Il est moderne non-seulement par la couleur des opinions, mais par une largeur de libéralisme sans laquelle le règne absolu de la démocratie serait un sérieux péril pour la civilisation. Il ne veut pas d’une organisation de la société qui rendrait tous les hommes esclaves de ce qu’on appelle l’essentiel, c’est-à-dire des besoins matériels et du travail destiné à les satisfaire. En appelant tous les citoyens à l’exercice de leurs droits, il ne leur impose pas une pénible ornière qu’il faut suivre et un joug pesant où il faut s’atteler, comme le veulent les utilitaires trop écoutés dans un pays presque amoureux de tristesse et de labeur. Il les convoque au banquet des arts et des lettres, et son idéal est une Angleterre joyeuse et saine comme celle de Shakspeare et des excellens poètes que la nation applaudissait quand elle avait un théâtre. Culte du beau sous toutes ses formes, traditions de délicatesse et d’esprit sans connivence avec les aristocraties et les pouvoirs héréditaires, en deux mots voilà le critique Hazlitt. Lui qui se moquait de la chimère des utilitaires, n’avait-il pas aussi la sienne ? Il rêvait une Attique au milieu d’un de nos états gigantesques, et il crut la trouver à Paris quand il y passa quatre mois de l’année 1802 pour faire des études de peinture. À ce moment, la victoire avait fait de Paris une Athènes sans rivale : c’était l’affaire de deux ou trois campagnes. Il faut l’entendre décrire son ravissement tous les jours renouvelé devant les chefs-d’œuvre divins que renfermait la galerie du Louvre. Il n’est pas jusqu’à l’avertissement des gardiens à la fin de la journée qui ne fût un plaisir pour lui : « citoyens, il est quatre heures, on va fermer. » Ce mot le chassait du sanctuaire, mais c’était un mot républicain. Ce mot seul le faisait passer sur la nécessité de partir, et sur l’ennui de rentrer rue Coq-Héron.
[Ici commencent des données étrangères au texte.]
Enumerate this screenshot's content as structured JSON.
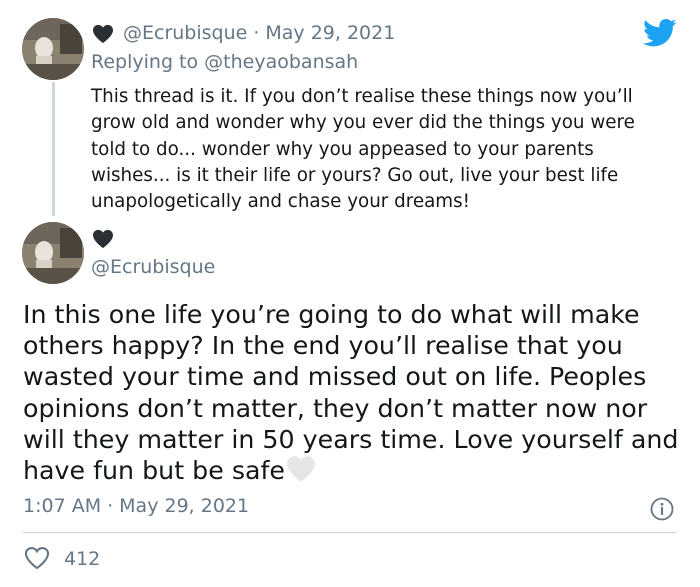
{
  "reply_tweet": {
    "handle": "@Ecrubisque",
    "separator": "·",
    "date": "May 29, 2021",
    "replying_prefix": "Replying to",
    "replying_to": "@theyaobansah",
    "text": "This thread is it. If you don’t realise these things now you’ll grow old and wonder why you ever did the things you were told to do... wonder why you appeased to your parents wishes... is it their life or yours? Go out, live your best life unapologetically and chase your dreams!"
  },
  "main_tweet": {
    "handle": "@Ecrubisque",
    "text": "In this one life you’re going to do what will make others happy? In the end you’ll realise that you wasted your time and missed out on life. Peoples opinions don’t matter, they don’t matter now nor will they matter in 50 years time. Love yourself and have fun but be safe",
    "time": "1:07 AM",
    "separator": "·",
    "date": "May 29, 2021",
    "likes": "412"
  },
  "icons": {
    "name_heart": "black-heart-icon",
    "emoji_heart": "white-heart-icon",
    "brand": "twitter-bird-icon",
    "info": "info-icon",
    "like": "heart-outline-icon"
  },
  "colors": {
    "text": "#14171a",
    "secondary": "#657786",
    "brand_blue": "#1da1f2",
    "thread_line": "#ccd6dd"
  }
}
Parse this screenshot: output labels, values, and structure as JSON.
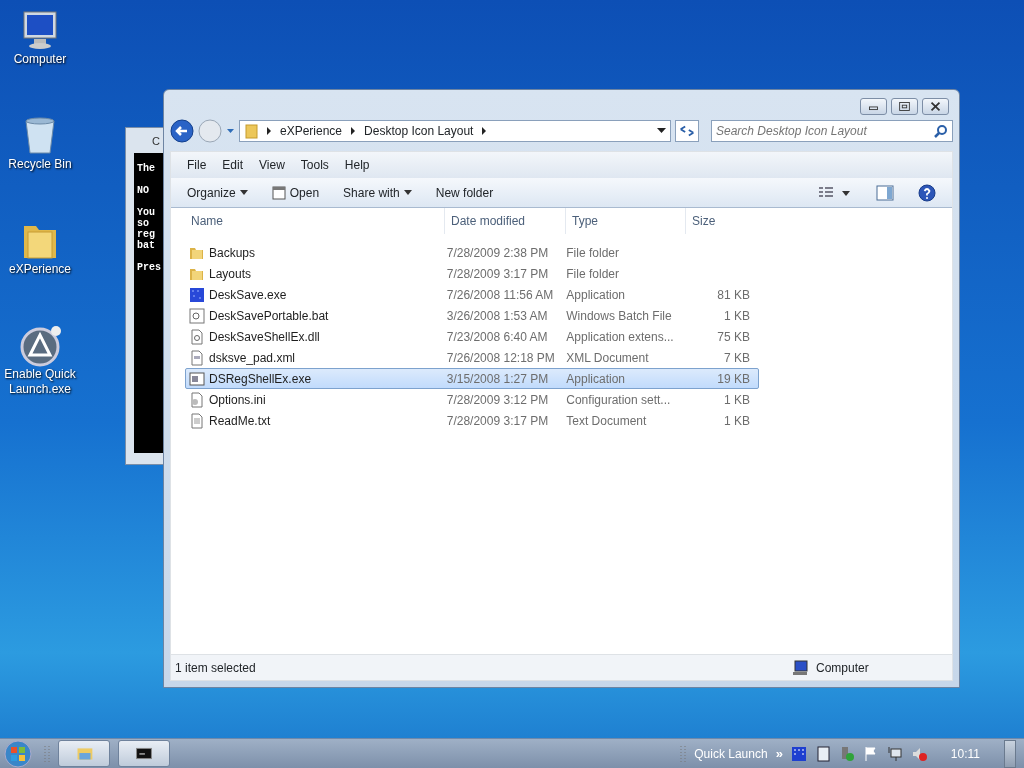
{
  "desktop_icons": [
    {
      "kind": "computer",
      "label": "Computer"
    },
    {
      "kind": "recycle",
      "label": "Recycle Bin"
    },
    {
      "kind": "folder",
      "label": "eXPerience"
    },
    {
      "kind": "app",
      "label": "Enable Quick Launch.exe"
    }
  ],
  "console": {
    "title": "C",
    "paragraphs": [
      [
        "The"
      ],
      [
        "NO"
      ],
      [
        "You",
        "so",
        "reg",
        "bat"
      ],
      [
        "Pres"
      ]
    ]
  },
  "explorer": {
    "breadcrumb": [
      "eXPerience",
      "Desktop Icon Layout"
    ],
    "search": {
      "placeholder": "Search Desktop Icon Layout"
    },
    "menu": [
      "File",
      "Edit",
      "View",
      "Tools",
      "Help"
    ],
    "toolbar": [
      {
        "kind": "dropdown",
        "label": "Organize"
      },
      {
        "kind": "open",
        "label": "Open"
      },
      {
        "kind": "dropdown",
        "label": "Share with"
      },
      {
        "kind": "plain",
        "label": "New folder"
      }
    ],
    "columns": [
      "Name",
      "Date modified",
      "Type",
      "Size"
    ],
    "rows": [
      {
        "kind": "folder",
        "name": "Backups",
        "date": "7/28/2009 2:38 PM",
        "type": "File folder",
        "selected": false
      },
      {
        "kind": "folder",
        "name": "Layouts",
        "date": "7/28/2009 3:17 PM",
        "type": "File folder",
        "selected": false
      },
      {
        "kind": "exe",
        "name": "DeskSave.exe",
        "date": "7/26/2008 11:56 AM",
        "type": "Application",
        "size": "81 KB",
        "selected": false
      },
      {
        "kind": "bat",
        "name": "DeskSavePortable.bat",
        "date": "3/26/2008 1:53 AM",
        "type": "Windows Batch File",
        "size": "1 KB",
        "selected": false
      },
      {
        "kind": "dll",
        "name": "DeskSaveShellEx.dll",
        "date": "7/23/2008 6:40 AM",
        "type": "Application extens...",
        "size": "75 KB",
        "selected": false
      },
      {
        "kind": "xml",
        "name": "dsksve_pad.xml",
        "date": "7/26/2008 12:18 PM",
        "type": "XML Document",
        "size": "7 KB",
        "selected": false
      },
      {
        "kind": "window",
        "name": "DSRegShellEx.exe",
        "date": "3/15/2008 1:27 PM",
        "type": "Application",
        "size": "19 KB",
        "selected": true
      },
      {
        "kind": "ini",
        "name": "Options.ini",
        "date": "7/28/2009 3:12 PM",
        "type": "Configuration sett...",
        "size": "1 KB",
        "selected": false
      },
      {
        "kind": "txt",
        "name": "ReadMe.txt",
        "date": "7/28/2009 3:17 PM",
        "type": "Text Document",
        "size": "1 KB",
        "selected": false
      }
    ],
    "status_left": "1 item selected",
    "status_right": "Computer"
  },
  "taskbar": {
    "quick_launch": "Quick Launch",
    "overflow": "»",
    "clock": "10:11"
  }
}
Si c’était une chimère, elle était noble, et après tout, quoi de plus humain que d’aimer la liberté adoucie par les arts et les arts ennoblis par la liberté ? Dans ce siècle de tâches laborieuses et d’efforts constans, où la démocratie ne semble grandir qu’en augmentant le poids du travail, quoi de plus nécessaire, de plus vital, que de conserver le feu sacré et de perpétuer l’habitude des jouissances de l’esprit ?

Le père de Hazlitt, placé à la tête d’un petit troupeau d’unitariens, désirait faire de lui un ministre, comme il l’était lui-même. C’était une secte de chrétiens à peu près rationalistes qui se faisaient gloire de leur titre de rational dissenters, et croyaient très sincèrement en Dieu, seule personne divine, et en Jésus-Christ crucifié ; protestans rationnels, ils se persuadaient à peine, dit Hazlitt, que les autres fussent des êtres raisonnables. L’esprit de secte enseigne la proscription à ceux-là même qui en souffrent. Soit tendance au mécontentement, soit plutôt jugement réfléchi qui le porta toujours à se faire un parti à lui seul dans son parti, Hazlitt conçut de bonne heure une prévention contre cette petite église où l’on remerciait Dieu régulièrement d’avoir donné à ses élus une religion plus logique qu’au vulgaire des chrétiens. Plus tard, il devait également prendre en dégoût la philosophie positive du temps, dont l’édifiante habitude était de se féliciter dans tous ses discours de professer une doctrine plus éclairée que le commun des philosophes. Hazlitt resta simplement déiste en continuant de lire la Bible et respectant les croyances ; il refusa de se faire pasteur.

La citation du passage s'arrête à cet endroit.